Selon une note du ministère français de l’Agriculture, le rapport de l’OICV entériné par le G20 souligne que « les régulateurs devraient avoir la possibilité de contraindre les opérateurs à modifier leurs positions, mais également le pouvoir de fixer, ex ante, des limites aux positions que peut détenir un même acteur, comme cela existe sur les produits agricoles aux Etats-Unis depuis 1936».
Parmi les autres instruments mis en avant dans le rapport figure la possibilité de mettre en place des instruments de type « coupe-circuit ». Ils existent déjà sur de nombreux marchés où les transactions sont suspendues lorsque les prix varient trop fortement sur une courte période.

La recherche pour améliorer la productivité
« Promouvoir la production agricole est essentiel pour nourrir la population mondiale », ont par ailleurs affirmé les participants au sommet du G20. « A cette fin, nous décidons d’agir dans le cadre du Plan d’action sur la volatilité des prix alimentaires et sur l’agriculture approuvé par nos ministres de l’agriculture en juin 2011 », ajoutent-ils (2). « En particulier, nous décidons d’investir dans la recherche et développement en matière de productivité agricole et de la soutenir ».
« Nous avons lancé le “Système d’information sur les marchés agricoles” (SIMA) pour accroître la transparence sur les marchés des produits agricoles », poursuit le communiqué final (3). « Pour renforcer la sécurité alimentaire, nous nous engageons à élaborer les instruments appropriés pour la gestion des risques et des situations humanitaires d’urgence. Nous décidons que les denrées alimentaires achetées par le Programme alimentaire mondial à des fins humanitaires non commerciales ne seront pas soumises à des restrictions aux exportations ou à des taxes extraordinaires.

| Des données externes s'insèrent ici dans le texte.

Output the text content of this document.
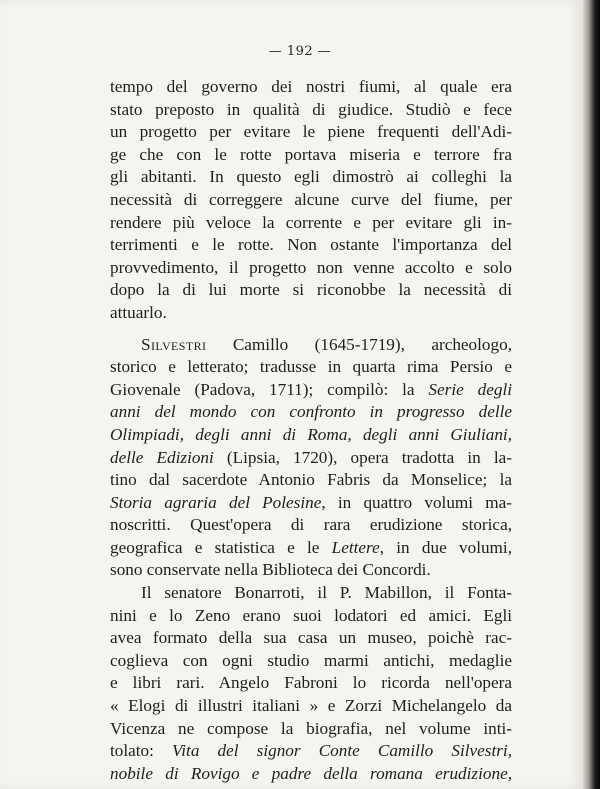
— 192 —

tempo del governo dei nostri fiumi, al quale era
stato preposto in qualità di giudice. Studiò e fece
un progetto per evitare le piene frequenti dell'Adi-
ge che con le rotte portava miseria e terrore fra
gli abitanti. In questo egli dimostrò ai colleghi la
necessità di correggere alcune curve del fiume, per
rendere più veloce la corrente e per evitare gli in-
terrimenti e le rotte. Non ostante l'importanza del
provvedimento, il progetto non venne accolto e solo
dopo la di lui morte si riconobbe la necessità di
attuarlo.

Silvestri Camillo (1645-1719), archeologo,
storico e letterato; tradusse in quarta rima Persio e
Giovenale (Padova, 1711); compilò: la Serie degli
anni del mondo con confronto in progresso delle
Olimpiadi, degli anni di Roma, degli anni Giuliani,
delle Edizioni (Lipsia, 1720), opera tradotta in la-
tino dal sacerdote Antonio Fabris da Monselice; la
Storia agraria del Polesine, in quattro volumi ma-
noscritti. Quest'opera di rara erudizione storica,
geografica e statistica e le Lettere, in due volumi,
sono conservate nella Biblioteca dei Concordi.

Il senatore Bonarroti, il P. Mabillon, il Fonta-
nini e lo Zeno erano suoi lodatori ed amici. Egli
avea formato della sua casa un museo, poichè rac-
coglieva con ogni studio marmi antichi, medaglie
e libri rari. Angelo Fabroni lo ricorda nell'opera
« Elogi di illustri italiani » e Zorzi Michelangelo da
Vicenza ne compose la biografia, nel volume inti-
tolato: Vita del signor Conte Camillo Silvestri,
nobile di Rovigo e padre della romana erudizione,
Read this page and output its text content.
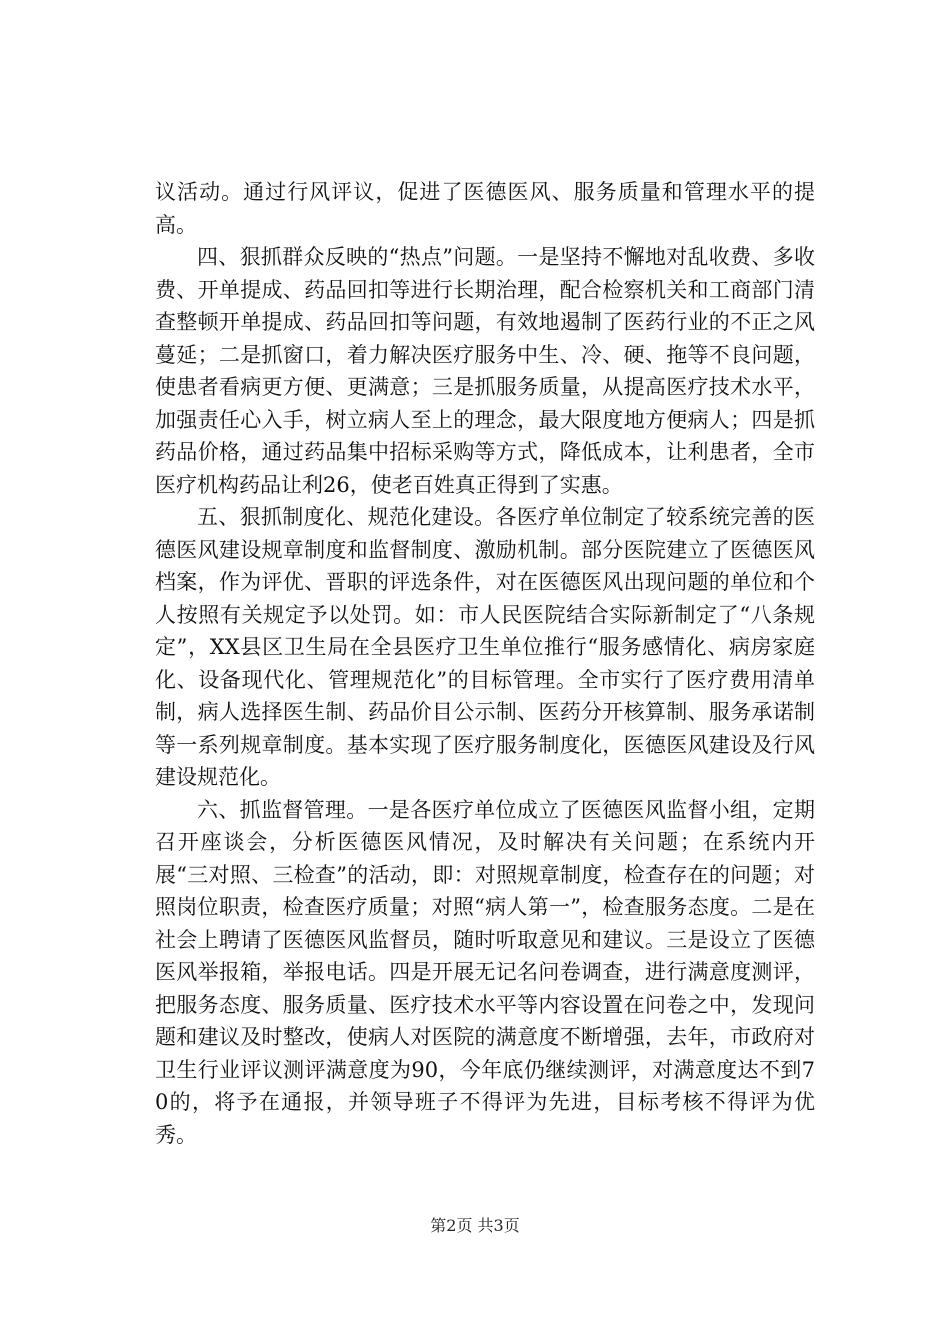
议活动。通过行风评议，促进了医德医风、服务质量和管理水平的提高。

四、狠抓群众反映的“热点”问题。一是坚持不懈地对乱收费、多收费、开单提成、药品回扣等进行长期治理，配合检察机关和工商部门清查整顿开单提成、药品回扣等问题，有效地遏制了医药行业的不正之风蔓延；二是抓窗口，着力解决医疗服务中生、冷、硬、拖等不良问题，使患者看病更方便、更满意；三是抓服务质量，从提高医疗技术水平，加强责任心入手，树立病人至上的理念，最大限度地方便病人；四是抓药品价格，通过药品集中招标采购等方式，降低成本，让利患者，全市医疗机构药品让利26，使老百姓真正得到了实惠。

五、狠抓制度化、规范化建设。各医疗单位制定了较系统完善的医德医风建设规章制度和监督制度、激励机制。部分医院建立了医德医风档案，作为评优、晋职的评选条件，对在医德医风出现问题的单位和个人按照有关规定予以处罚。如：市人民医院结合实际新制定了“八条规定”，XX县区卫生局在全县医疗卫生单位推行“服务感情化、病房家庭化、设备现代化、管理规范化”的目标管理。全市实行了医疗费用清单制，病人选择医生制、药品价目公示制、医药分开核算制、服务承诺制等一系列规章制度。基本实现了医疗服务制度化，医德医风建设及行风建设规范化。

六、抓监督管理。一是各医疗单位成立了医德医风监督小组，定期召开座谈会，分析医德医风情况，及时解决有关问题；在系统内开展“三对照、三检查”的活动，即：对照规章制度，检查存在的问题；对照岗位职责，检查医疗质量；对照“病人第一”，检查服务态度。二是在社会上聘请了医德医风监督员，随时听取意见和建议。三是设立了医德医风举报箱，举报电话。四是开展无记名问卷调查，进行满意度测评，把服务态度、服务质量、医疗技术水平等内容设置在问卷之中，发现问题和建议及时整改，使病人对医院的满意度不断增强，去年，市政府对卫生行业评议测评满意度为90，今年底仍继续测评，对满意度达不到70的，将予在通报，并领导班子不得评为先进，目标考核不得评为优秀。

第2页 共3页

Enfin, le sommet du G20 se félicite « de la création d’un « Forum de réaction rapide » afin d’améliorer la capacité de la communauté internationale à coordonner les politiques et à élaborer des réponses communes en cas de crises des marchés ».

Cycle de Doha : trouver des « approches neuves et crédibles »
Par ailleurs, les « Vingt » réitèrent leur « attachement » au cycle de Doha (4). Toutefois, « il est clair que nous ne (le) conclurons pas si nous continuons à conduire les négociations comme par le passé », reconnaissent-ils, demandant à leurs ministres de « travailler » sur des « approches neuves et crédibles » lors de la conférence de l’OMC en décembre.
Le sommet de Cannes s’est aussi déclaré « favorable au renforcement de l’OMC qui doit jouer un rôle plus actif dans l’amélioration de la transparence des relations et des politiques commerciales et dans celle du fonctionnement du mécanisme de règlement des différends ».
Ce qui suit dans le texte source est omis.